Royal se cache alors dans les bas-fonds d'Astro City, son ancien terrain de chasse, où il subit des pressions des hommes de main du Deacon, le parrain local, pour reprendre du service. Aspirant à une vie normale et se sachant démasqué au sein de PYRAMID, Royal refuse également de jouer les taupes pour EAGLE et Charles décide alors de le remplacer, davantage pour venger leurs parents que pour démanteler l'organisation.
Charles découvre que PYRAMID a placé des "mouchards" dans les Q.G. de toutes les équipes de super-héros (l'Honor Guard, la First Family), et en particulier les Apollo 11, qui peuvent invoquer la puissante entité, l'Incarnate.
Les Apollo 11 capturés, on les force à faire apparaître l'Incarnate qui est corrompu par le leader de PYRAMID et menace alors l'existence du monde. Le héros Point Man, qui s'est lancé avec d'autres justiciers, menés par le Silver Agent, dans l'assaut du repaire de l'organisation, s'empare de l'Innocent Gun, volé à la First Family, pour détruire l'Incarnate. Tout semble être rentré dans l'ordre...

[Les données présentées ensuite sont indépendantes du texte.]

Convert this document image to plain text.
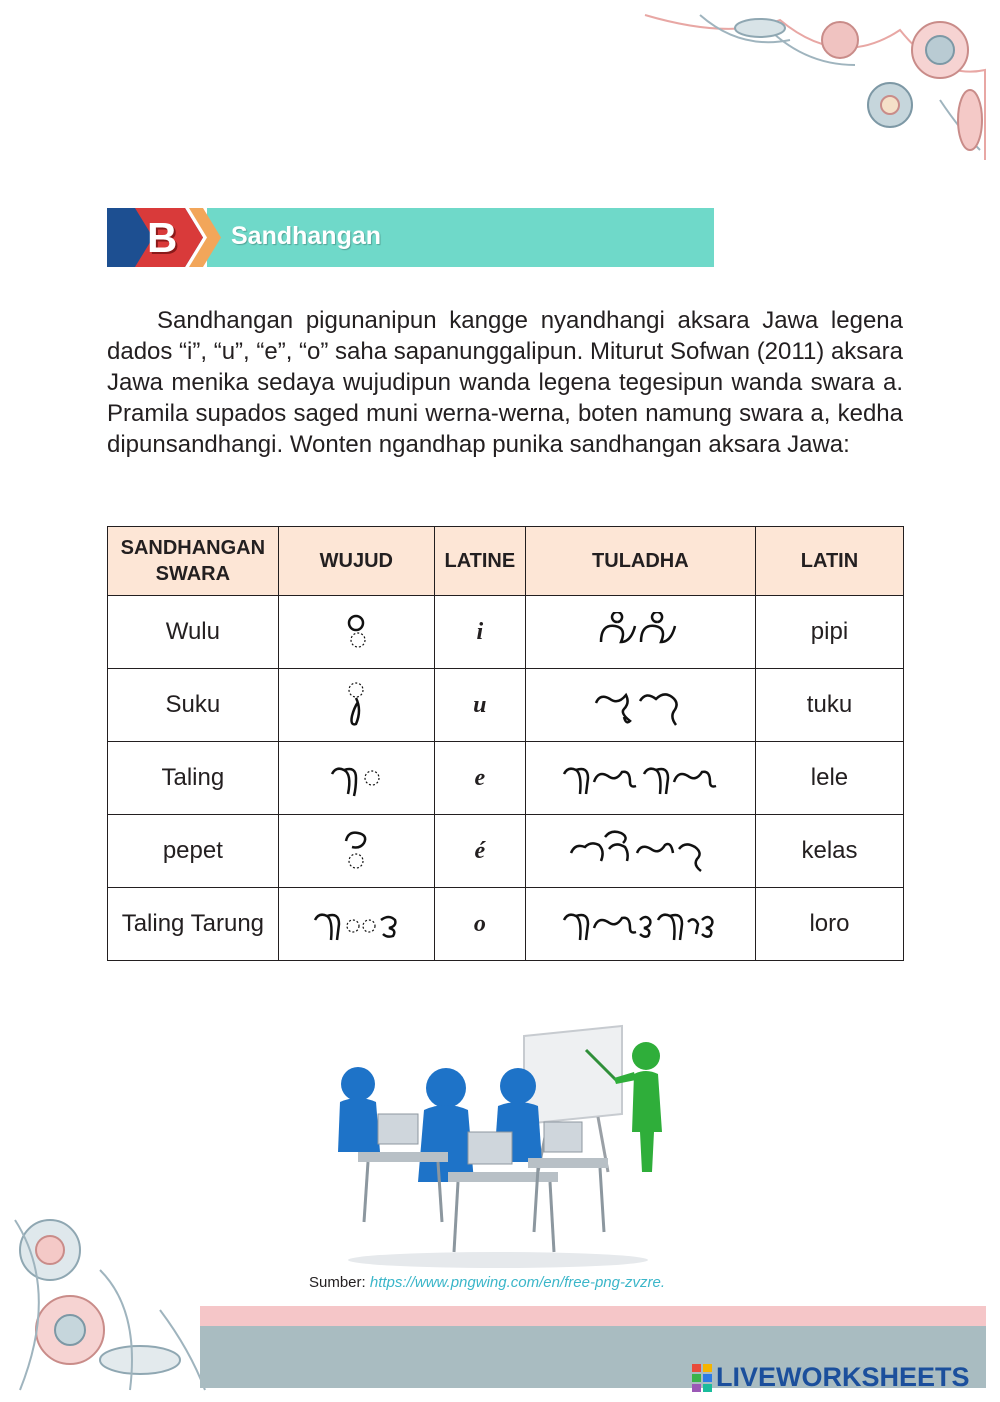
B Sandhangan

Sandhangan pigunanipun kangge nyandhangi aksara Jawa legena dados “i”, “u”, “e”, “o” saha sapanunggalipun. Miturut Sofwan (2011) aksara Jawa menika sedaya wujudipun wanda legena tegesipun wanda swara a. Pramila supados saged muni werna-werna, boten namung swara a, kedha dipunsandhangi. Wonten ngandhap punika sandhangan aksara Jawa:

SANDHANGAN
SWARA	WUJUD	LATINE	TULADHA	LATIN
Wulu		i		pipi
Suku		u		tuku
Taling		e		lele
pepet		é		kelas
Taling Tarung		o		loro
Sumber: https://www.pngwing.com/en/free-png-zvzre.
LIVEWORKSHEETS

1984 : Royal et Charles Williams réunissent leurs forces pour poursuivre leur traque contre Aubrey Jason, une chasse à l'homme qui les mène hors d'Astro City et en ont fait des gunmen masqués. Pourtant, à chaque fois qu'ils sont sur le point de coincer leur adversaire, celui-ci réussit à leur échapper grâce à des complices oeuvrant à la renaissance de PYRAMID.
Cependant, une nouvelle créature fait son apparition, le Pale Horseman, sortant littéralement d'une faille dimensionnelle provoquée par l'usage de l'Innocent Gun contre l'Incarnate six ans plus tôt. Ce cavalier sur son cheval de feu fait régner la terreur en éliminant tous ceux qui ont commis des crimes pour faire justice ou le mal.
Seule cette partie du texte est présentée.